要求工学分野は,第一に,もちろんソフトウェア工学と関係している.しばしば云われることではあるが,要求工学は,正しいシステムが何かについての工学であり,ソフトウェア工学は,システムを正しく作ることに関係している (p. 45)
ここでは,要求工学が,様々な分野と関係していることを示している.選んでいる分野を見ると,Lamsweerdeさんが教養の人というのが,よく分かる.
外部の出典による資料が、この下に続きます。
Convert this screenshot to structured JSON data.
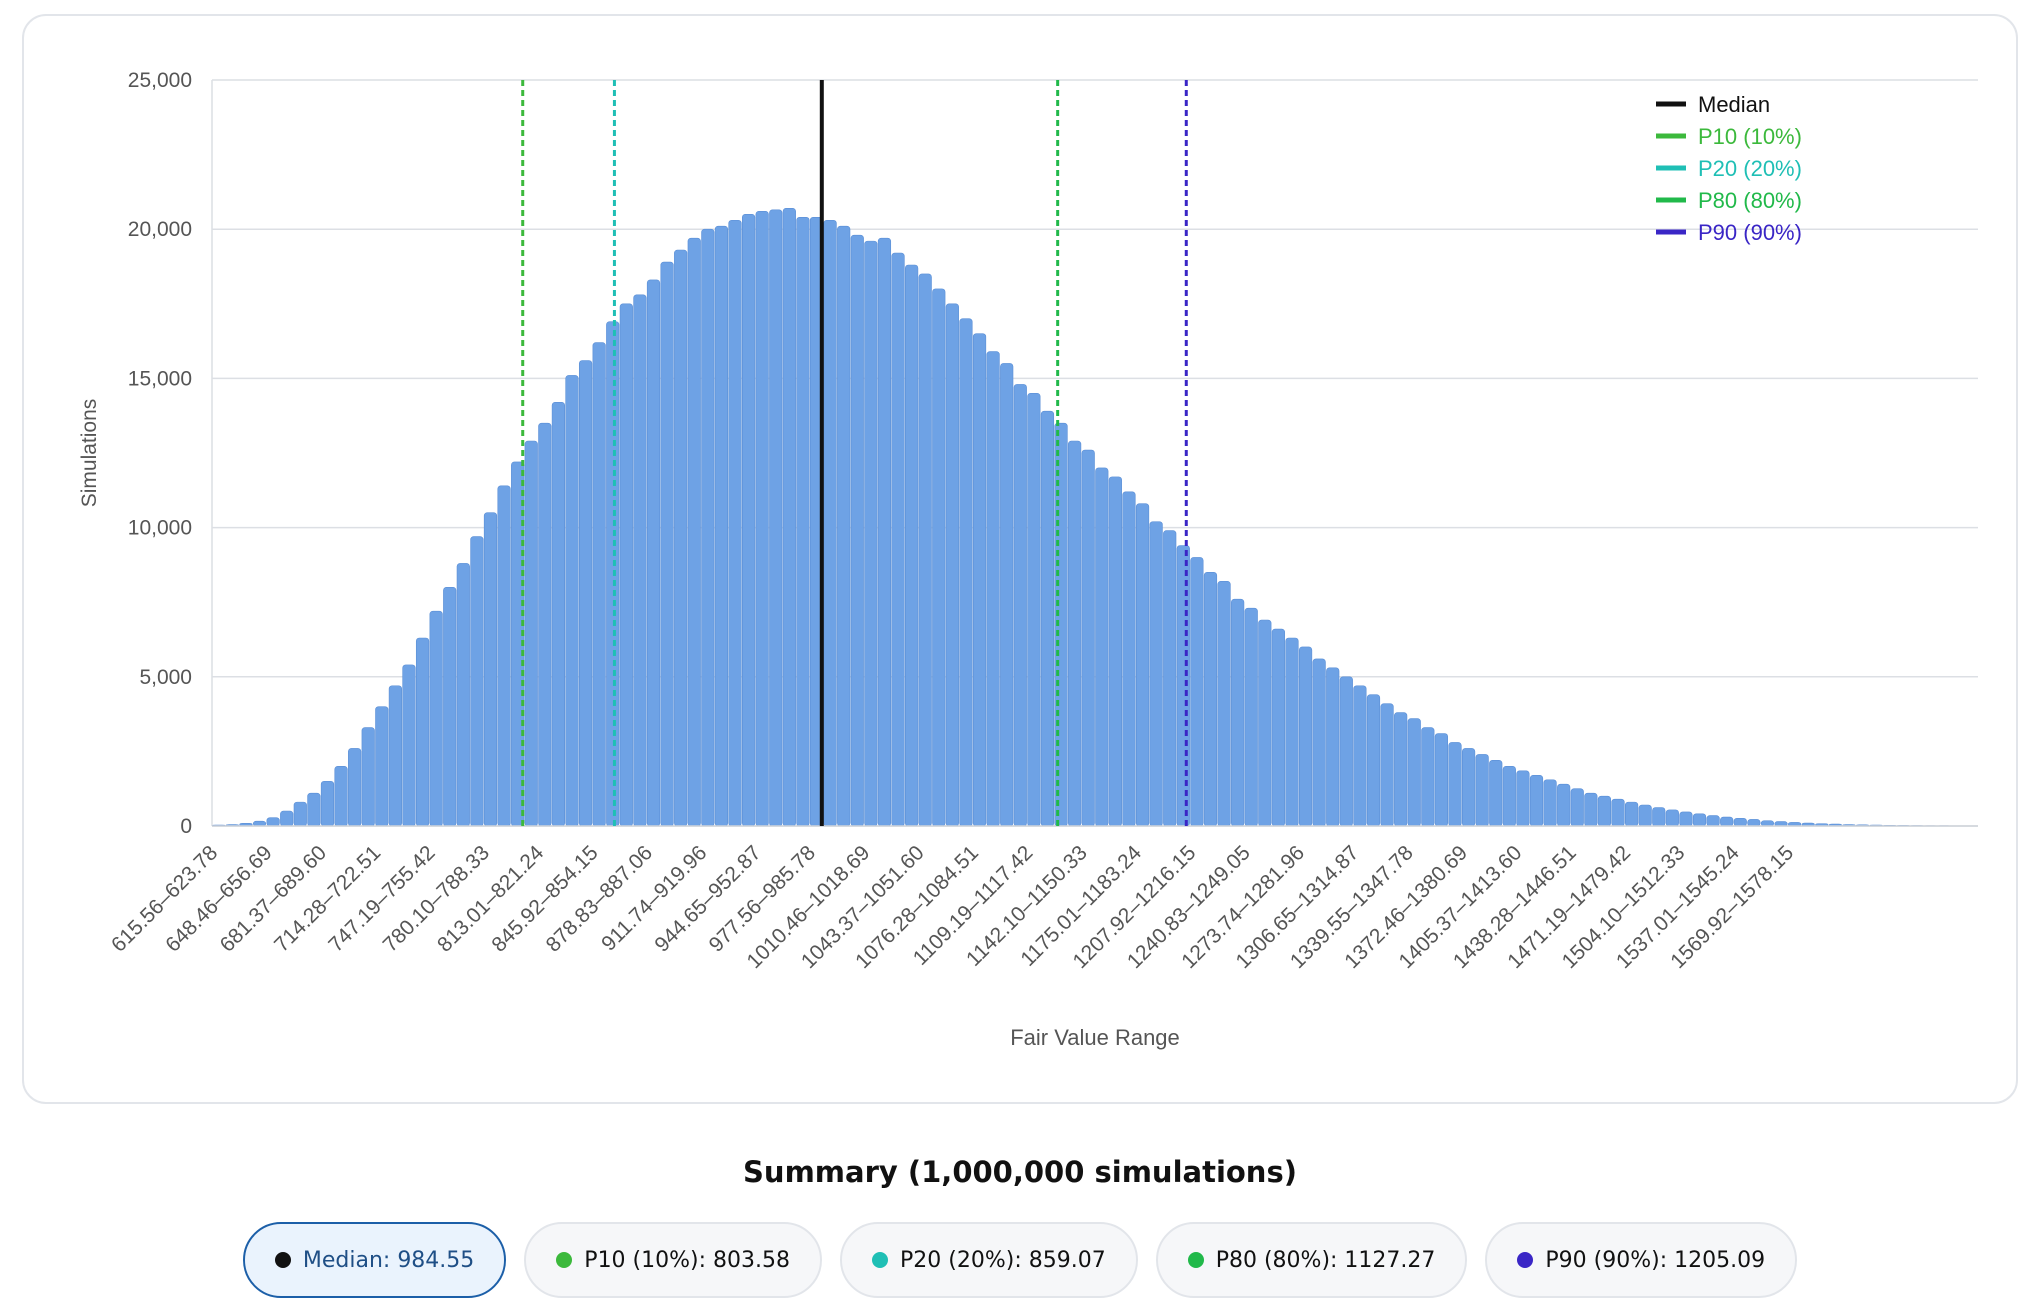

以前に,ライフサイクルのところでみた要求工学の四つの象限ごとに説明している(正確には第三象限はなくて,代わりに要求の進化が入っている).ここでは,羅列に留めておく.
問題領域を理解し,情報を引き出す
- システム工学
- 制御理論
- 経営科学
- 組織理論
- 行動心理学
- 社会学理論
- 人類学
- 人工知能
- 信頼性理論
- 性能評価
- 認知心理学
- HCI(Human Computer Interaction)
評価し,交渉する
仕様を決め,文書にする
- ソフトウェア仕様記述
- 形式的仕様記述
要求の進化
- 変更管理
- 構成管理
個人的には,文書化のところで,統語論・意味論・関連性理論を含んだ言語論を入れてほしかった.
KAOS手法は,モデリングを重視する手法だが,他のモデリングとの関連についても記述している.
- 概念モデル
- タスクモデル
- ドメイン知識と人工知能における問題空間
概念モデルというのは,(E)ERに代表されるデータベースのモデル化であるし,タスクモデルは,GOMS(Goal 3, Operators, Method and Slection rules)に代表される人間の行動をモデル化するときに使われる考え方.ドメイン知識や問題空間といえば,意味ネットワークや(情報の世界で云う)オントロジーをすぐに思いつく.有名ではあるが,特定の分野を除けば,それほど普及しているわけではない.